Example 5 may include the testing system of example 4 and/or any other example disclosed herein, for which the first and second logic circuits are configured to provide the dynamic testing of the die-to-die interconnect on a periodic basis to coincide with a periodic training of the chip package.

Example 6 provides a system-on-chip package including a first die, a second die, and a die-to-die interconnect disposed therebetween, a health check module configured to provide a health check result for the die-to-die interconnect during high-volume manufacturing of the system-on-chip package, for which the health check result indicates working lanes and non-working lanes for the die-to-die interconnect. In an aspect, the first die includes a first logic circuit coupled to the die-to-die interconnect, and the second die includes a second logic circuit coupled to the die-to-die interconnect, for which the first and second logic circuits are configured to perform a dynamic testing of the die-to-die interconnect for working lanes and faulty lanes during an operation of the system-on-chip package, and for which the first and second logic circuits are further configured to provide instructions that are stored in a non-transitory memory device to control use of the working lanes of the die-to-die interconnect.

Example 7 may include the system-on-chip package of example 6 and/or any other example disclosed herein, for which the first and second logic circuits further include an initial HVM health check block, a health check result register, a timer, an execution time dynamic health check/testing, and an execution time corrective action block.

Example 8 may include the system-on-chip package of example 6 and/or any other example disclosed herein, for which the health check result indicates that a number of working lanes is greater than a required minimum number of working lanes for the system-on-chip package, and the first and second logic circuits are configured to provide instructions to use all of the working lanes of the die-to-die interconnect on a rotational basis.

Example 9 may include the system-on-chip package of example 6 and/or any other example disclosed herein, for which the health check result indicates a number of working lanes is greater than or in excess of a required minimum number of working lanes for the system-on-chip package, and the first and second logic circuits are configured to provide instructions to use all of the working lanes of the die-to-die interconnect by having the working lanes in excess of the required minimum number of working lanes on stand-by as replacement lanes for a faulty lane uncovered during the dynamic testing of the die-to-die interconnect.

Example 10 may include the system-on-chip package of example 6 and/or any other example disclosed herein, for which the first and second logic circuits are configured to provide the dynamic testing of the die-to-die interconnect on a periodic basis.

Example 11 may include the system-on-chip package of example 10 and/or any other example disclosed herein, for which the first and second logic circuits are configured to provide the dynamic testing of the die-to-die interconnect on the periodic basis to coincide with a periodic training of the system-on-chip package.
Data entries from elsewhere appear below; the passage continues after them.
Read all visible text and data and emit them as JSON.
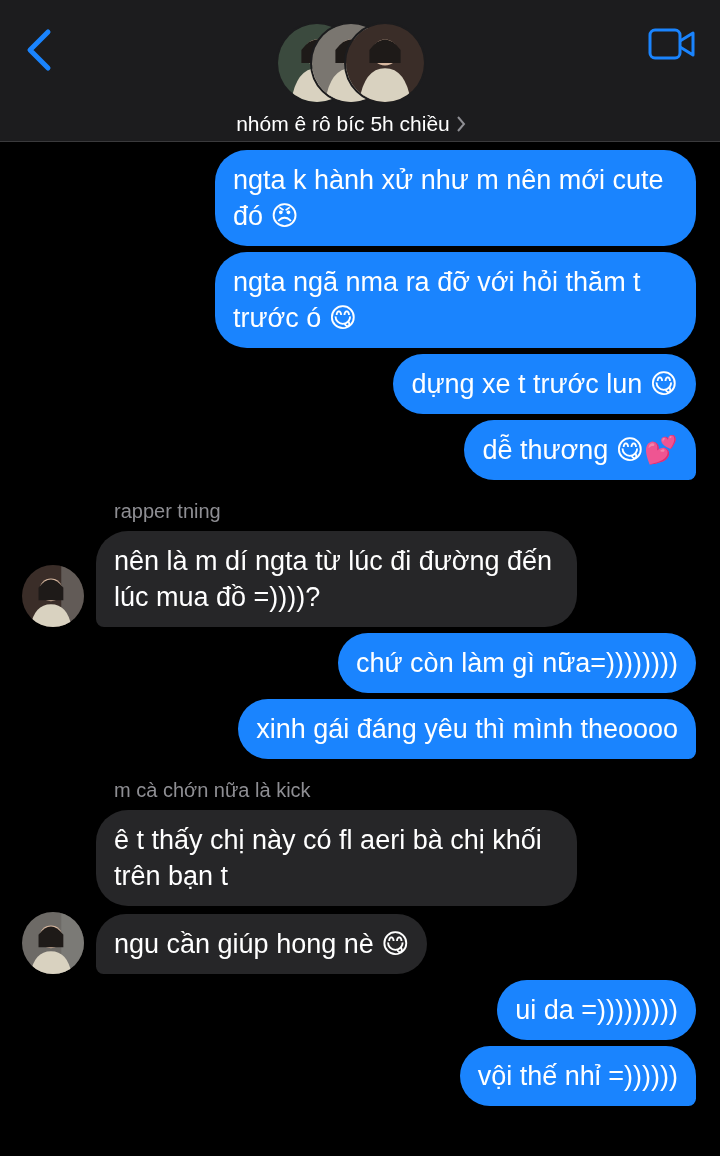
{
  "header": {
    "title": "nhóm ê rô bíc 5h chiều"
  },
  "messages": [
    {
      "kind": "sent",
      "text": "ngta k hành xử như m nên mới cute đó 😠",
      "tail": false
    },
    {
      "kind": "sent",
      "text": "ngta ngã nma ra đỡ với hỏi thăm t trước ó 😋",
      "tail": false
    },
    {
      "kind": "sent",
      "text": "dựng xe t trước lun 😋",
      "tail": false
    },
    {
      "kind": "sent",
      "text": "dễ thương 😋💕",
      "tail": true
    },
    {
      "kind": "sender",
      "text": "rapper tning"
    },
    {
      "kind": "received",
      "text": "nên là m dí ngta từ lúc đi đường đến lúc mua đồ =))))?",
      "tail": true,
      "avatar": true
    },
    {
      "kind": "sent",
      "text": "chứ còn làm gì nữa=))))))))",
      "tail": false
    },
    {
      "kind": "sent",
      "text": "xinh gái đáng yêu thì mình theoooo",
      "tail": true
    },
    {
      "kind": "sender",
      "text": "m cà chớn nữa là kick"
    },
    {
      "kind": "received",
      "text": "ê t thấy chị này có fl aeri bà chị khối trên bạn t",
      "tail": false,
      "avatar": false
    },
    {
      "kind": "received",
      "text": "ngu cần giúp hong nè 😋",
      "tail": true,
      "avatar": true
    },
    {
      "kind": "sent",
      "text": "ui da =)))))))))",
      "tail": false
    },
    {
      "kind": "sent",
      "text": "vội thế nhỉ =))))))",
      "tail": true
    }
  ]
}
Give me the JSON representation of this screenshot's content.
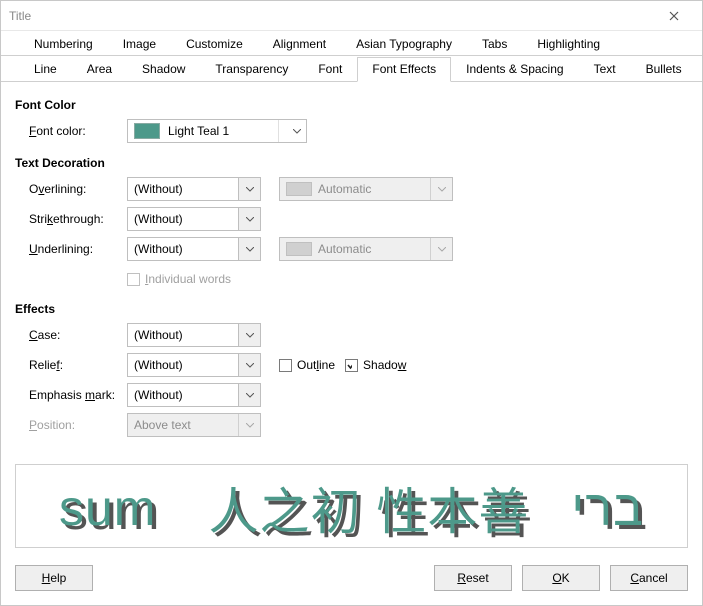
{
  "window": {
    "title": "Title"
  },
  "tabs": {
    "row1": [
      "Numbering",
      "Image",
      "Customize",
      "Alignment",
      "Asian Typography",
      "Tabs",
      "Highlighting"
    ],
    "row2": [
      "Line",
      "Area",
      "Shadow",
      "Transparency",
      "Font",
      "Font Effects",
      "Indents & Spacing",
      "Text",
      "Bullets"
    ],
    "active": "Font Effects"
  },
  "sections": {
    "fontColor": {
      "header": "Font Color",
      "label_html": "<span class='ul'>F</span>ont color:",
      "value": "Light Teal 1",
      "swatch": "#4d998a"
    },
    "decoration": {
      "header": "Text Decoration",
      "overlining_label_html": "O<span class='ul'>v</span>erlining:",
      "overlining_value": "(Without)",
      "overlining_color": "Automatic",
      "strike_label_html": "Stri<span class='ul'>k</span>ethrough:",
      "strike_value": "(Without)",
      "underlining_label_html": "<span class='ul'>U</span>nderlining:",
      "underlining_value": "(Without)",
      "underlining_color": "Automatic",
      "individual_label_html": "<span class='ul'>I</span>ndividual words",
      "individual_checked": false,
      "individual_enabled": false
    },
    "effects": {
      "header": "Effects",
      "case_label_html": "<span class='ul'>C</span>ase:",
      "case_value": "(Without)",
      "relief_label_html": "Relie<span class='ul'>f</span>:",
      "relief_value": "(Without)",
      "outline_label_html": "Out<span class='ul'>l</span>ine",
      "outline_checked": false,
      "shadow_label_html": "Shado<span class='ul'>w</span>",
      "shadow_checked": true,
      "emphasis_label_html": "Emphasis <span class='ul'>m</span>ark:",
      "emphasis_value": "(Without)",
      "position_label_html": "<span class='ul'>P</span>osition:",
      "position_value": "Above text",
      "position_enabled": false
    }
  },
  "preview": {
    "segments": [
      "sum",
      "人之初 性本善",
      "ברי"
    ],
    "color": "#4d998a",
    "shadow": true
  },
  "buttons": {
    "help_html": "<span class='ul'>H</span>elp",
    "reset_html": "<span class='ul'>R</span>eset",
    "ok_html": "<span class='ul'>O</span>K",
    "cancel_html": "<span class='ul'>C</span>ancel"
  }
}
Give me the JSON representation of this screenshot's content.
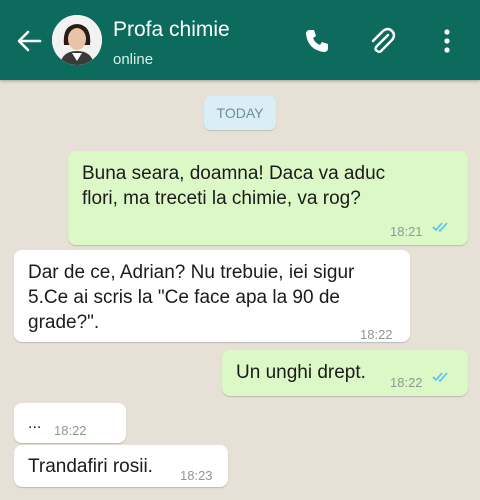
{
  "header": {
    "contact_name": "Profa chimie",
    "status": "online"
  },
  "chat": {
    "date_label": "TODAY",
    "messages": [
      {
        "direction": "outgoing",
        "text": "Buna seara, doamna! Daca va aduc\nflori, ma treceti la chimie, va rog?",
        "time": "18:21",
        "read": true
      },
      {
        "direction": "incoming",
        "text": "Dar de ce, Adrian? Nu trebuie, iei sigur\n5.Ce ai scris la \"Ce face apa la 90 de\ngrade?\".",
        "time": "18:22"
      },
      {
        "direction": "outgoing",
        "text": "Un unghi drept.",
        "time": "18:22",
        "read": true
      },
      {
        "direction": "incoming",
        "text": "...",
        "time": "18:22"
      },
      {
        "direction": "incoming",
        "text": "Trandafiri rosii.",
        "time": "18:23"
      }
    ]
  },
  "colors": {
    "header": "#0d6b5e",
    "outgoing_bubble": "#dcf8c6",
    "incoming_bubble": "#ffffff",
    "read_ticks": "#4fc3f7"
  },
  "icons": [
    "back-arrow-icon",
    "avatar",
    "phone-icon",
    "paperclip-icon",
    "more-options-icon",
    "double-check-icon"
  ]
}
Example 12 may include a method that provides a system-on-chip package using a high-volume manufacturing process, for which the system-on-chip package includes a first die, a second die, and a die-to-die interconnect disposed therebetween, for which the first die includes a first health check module and a first logic circuit and the second die includes a second health check module and a second logic circuit. In an aspect, the method includes performing an initial health check on the die-to-die interconnect during the high-volume manufacturing process using the first and second health check modules, for which the initial health check includes an initial testing of the die-to-die interconnect to determine which are working lanes and non-working lanes, if any, and obtaining an initial health check result identifying and indicating numbers for working and non-working lanes, and placing the initial health check result in a health check result register, and performing a dynamic health check/testing on the die-to-die interconnect during an operation of the system-on-chip package using the first and second logic circuits, for which the dynamic health check/testing includes a periodic testing of the die-to-die interconnect to determine working lanes and faulty lanes in the die-to-die interconnect and obtaining an updated health check result identifying and indicating numbers for working and faulty lanes, and placing the updated health check result in the health check result register.

Example 13 may include the method of example 12 and/or any other example disclosed herein, for which performing the initial health check further includes obtaining data regarding a required minimum number of working lanes for the die-to-die interconnect needed during the operation of the system-on-chip package and providing instructions to compare the number of working lanes shown by the initial health check result with the required minimum number of working lanes for the die-to-die interconnect.

Example 14 may include the method of example 13 and/or any other example disclosed herein, which further includes discarding the system-on-chip package when the initial health check result shows that the number of working lanes is less than the required minimum number of working lanes for the die-to-die interconnect needed during the operation of the system-on-chip package, and foregoing any further use or checks for the system-on-chip package.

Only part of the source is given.